Pour mon compte, j’ai beaucoup de mal à lire cet auteur. Sa syntaxe me fatigue. Il faut voir comment il complique tout, au début de son livre sur l’empereur romain Héliogabale, des phrases complètement tordues, pour nous embrouiller dans la généalogie de son personnage, déjà pas facile en soi. Et puis des histoires de sperme, de merde. À côté de ça, le type proclame le plus souvent sa chasteté, sa pureté à tous égards. Excessif des deux côtés, ferme-là, on ne veut ni ton pipi-caca, ni ta propreté, garde-toi tout ça et arrête de faire l’intéressant. C’est ma première impression d’Artaud, dès l’adolescence. Donc le culte d’Artaud, non, très peu pour moi. Je ne l’entends pas oraculaire, du tout. Simplement Deleuze constamment me ramène à lui. Prenons ses quatre livres les plus importants, dans l’ordre chronologique.

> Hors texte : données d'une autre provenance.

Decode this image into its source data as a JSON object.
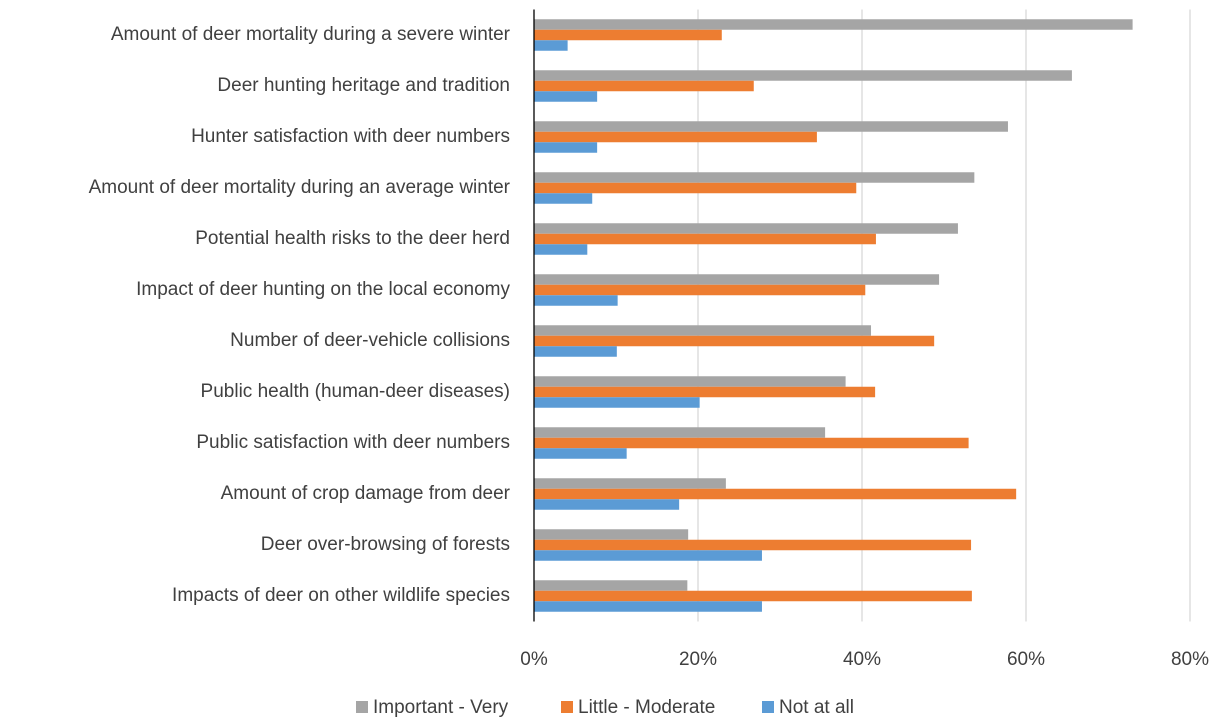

On commence en 1969, Différence et répétition. Entre autres choses, Deleuze va enfoncer une porte ouverte, mais justement, tellement ouverte que les philosophes, jusqu'ici, ne l'ont pas vue... Cela concerne la pensée. On ne pense rien si on a juste le projet : tiens, je vais penser ce matin, allons-y, pensons. Bah non. Il faut une sollicitation, et même une contrainte extérieure. Quelque chose me force à penser. Et alors justement, la légende d’Artaud, son espèce d’œuvre-non-œuvre commence par la défense qu’il fait, face à un homme de lettres éditeur, qui lui dit gentiment écoutez, vos poèmes ne sont pas mal, mais en l’état je ne peux pas les publier dans ma revue, inaboutis, retravaillez-les un peu — par la défense qu’il fait de sa production imparfaite. Artaud défend sa « nécessité », ils auront une correspondance là-dessus, avec Jacques Rivière, le directeur de revue : écoutez, je ne peux rien vous donner d’autre, déjà bien que de temps en temps il me vienne une pensée et un poème nécessaires, vous n’aurez rien d’autre. Il passe en mode analyse de son propre cas, à la fois un peu pathologique et au fond universel, voilà ce que j’ai à dire, m’accepterez-vous comme je suis oui ou merde ! C’est les débuts d’Artaud comme homme de lettres (quand même, oui, homme de lettres), et comme légende histrionique. J’entends par là qu’il devient le comédien (de fait, il est aussi acteur) de sa propre vie, une mise en scène publique. Et on ne peut pas dire que ça marche, au sens d’avoir du succès, mais enfin, ça suit son cours. Et puis, c’est émouvant parce qu’il a des problèmes de santé, parce qu’il est réellement traité pendant des années comme fou, enfermé, soumis aux électrochocs. Ses textes n’en demeurent pas moins, la plupart — illisibles !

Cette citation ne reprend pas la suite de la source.